The UK results on trending topics of days one, twenty, twenty-two, and twenty-four of September are described in Table 17 (see Appendix A). Only two out of eighty topics were selected by the HotRivers prototype. The selected topic with the highest similarity was Ed Sheeran and the lowest similarity was #WorldPatientSafetyDay. The majority of the topics are classified as Others. The disparity of values and the number of trending topics selected is satisfactory. The number of trending topics labeled as Others does not matter to Adidas. It indicates that those topics do not have any associations with the company.
Table 17.
Table of Adidas CNN model of days one, seventeen, twenty-two and twenty-four of September UK trending topics results
The trending topic Ed Sheeran refers to the singer Ed Sheeran, who, like other celebrities wear Adidas products, this fact might explain the high average. The model was not clear of which label for the trending topic Nike. There is two points worth of stress, first was good that the prototype did not classify it as Adidas, because they are different companies, but on the other hand, having a higher average would not be a surprise, since both companies sell similar products and seem to be direct competitors. Additionally, the trending topic #PepsiMaxTasteOneStopwere was classified as Others. This happened with other companies and products such as Amazon UK, argos, Xbox, Playstation 5, and iOS 13. It is important to point out that Amazon, Pepsi, Microsoft, Apple, or Sony were not introduced to the training dataset. In other words, the model was enough well trained to label those topics as Others. The trending topics #WorldPatientSafetyDay, #Covid_19 and #NHSCOVID19app were labeled as Others with a high average, due to medical and pharmaceutic companies used on the training dataset. In other words, hospitals and pharmacies made multiple publications about the Covid-19 subject. Which made the model learn that trending topics related to Covid-19 are not related to Adidas. Regarding the trending topic Leighton Buzzard, it was not found obvious connections.
Experiment 2: Nike
In this experiment the target company is Nike. The Data Collection phase occur without problems and extract a total of 2,889 tweets. Relating to Data Preparation phase, the STP techniques and the CS were not applied to companies tweets, and the GTP used was with lemmatization. For the Modeling phase only the classification task with the CNN model were used.

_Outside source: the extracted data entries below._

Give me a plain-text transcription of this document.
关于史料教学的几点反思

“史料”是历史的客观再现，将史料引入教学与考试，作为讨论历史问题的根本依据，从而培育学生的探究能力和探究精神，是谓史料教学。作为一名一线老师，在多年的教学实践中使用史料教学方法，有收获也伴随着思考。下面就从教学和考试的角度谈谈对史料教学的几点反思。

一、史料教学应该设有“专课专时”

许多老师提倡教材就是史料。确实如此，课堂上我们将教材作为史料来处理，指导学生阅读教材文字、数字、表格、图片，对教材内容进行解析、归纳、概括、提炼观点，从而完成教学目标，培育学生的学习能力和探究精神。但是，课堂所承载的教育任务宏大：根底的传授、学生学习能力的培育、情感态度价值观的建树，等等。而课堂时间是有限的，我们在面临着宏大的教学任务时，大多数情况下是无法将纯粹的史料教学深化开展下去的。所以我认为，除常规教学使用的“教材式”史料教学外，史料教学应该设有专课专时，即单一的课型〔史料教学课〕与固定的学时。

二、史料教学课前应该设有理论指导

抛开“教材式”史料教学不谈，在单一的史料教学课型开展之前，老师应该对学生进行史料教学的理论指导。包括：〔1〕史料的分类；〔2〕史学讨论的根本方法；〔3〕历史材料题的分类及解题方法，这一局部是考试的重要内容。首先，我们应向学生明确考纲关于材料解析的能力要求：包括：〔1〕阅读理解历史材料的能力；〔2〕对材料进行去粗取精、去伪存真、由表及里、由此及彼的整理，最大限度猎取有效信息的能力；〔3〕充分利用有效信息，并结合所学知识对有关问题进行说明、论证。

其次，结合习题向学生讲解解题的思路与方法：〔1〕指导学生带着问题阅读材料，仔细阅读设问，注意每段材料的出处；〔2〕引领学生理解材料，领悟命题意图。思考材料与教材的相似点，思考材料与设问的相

The results of training the model with Nike dataset is observed in Table 13. The accuracy and the F-1 score values are satisfactory, however slightly worse than in experiment 1.
Table 13.
Performance metrics results of CNN model trained with Nike data
| Loss | Accuracy | Recall | Precision | F-1 score | Quantity of Nike tweets |
|---|---|---|---|---|---|
| 0.535 | 0.906 | 0.906 | 0.906 | 0.906 | 2,880 |
Nike results with trending topics and analyse
Regarding the UK trending topics, presented in Table 18, the results were interesting, particularly to the trending topic Nike, which gave almost the maximum average. The lowest trending topic was #AutumnEquinox. The model was able to recognize Nike very well. The color scheme is equal to the previous experiment, color green for the picked trending topics and color yellow for the standard deviation of the highest value of average. Two trending topics were selected out of eighty. The disparity of the values seems satisfactory and in two days there were not any associations with Nike.
Table 18.
Table of Nike model results of days one, seventeen, twenty-two and twenty-four of September UK trending topics
The dataset for training the model was the same used in the last experiment, except for the targeted company. Again, the trending topic #WorldPatientSafetyDay were classified with one of the highest average values for the label Others. The trending topics #Covid_19 and #NHSCOVID19app were also labeled as Others. Additionally, the trending topic #AutumnEquinox was classified as Others with a high average too. The main reason seems to be the data used in the training. Trending topics such as iOS 13, #PepsiMaxTasteOneStop, argos, and Amazon UK were also classified as Others and no association was found to the trending topic Harold Evans. The high standard deviation and the low average made a lot of topics being picked.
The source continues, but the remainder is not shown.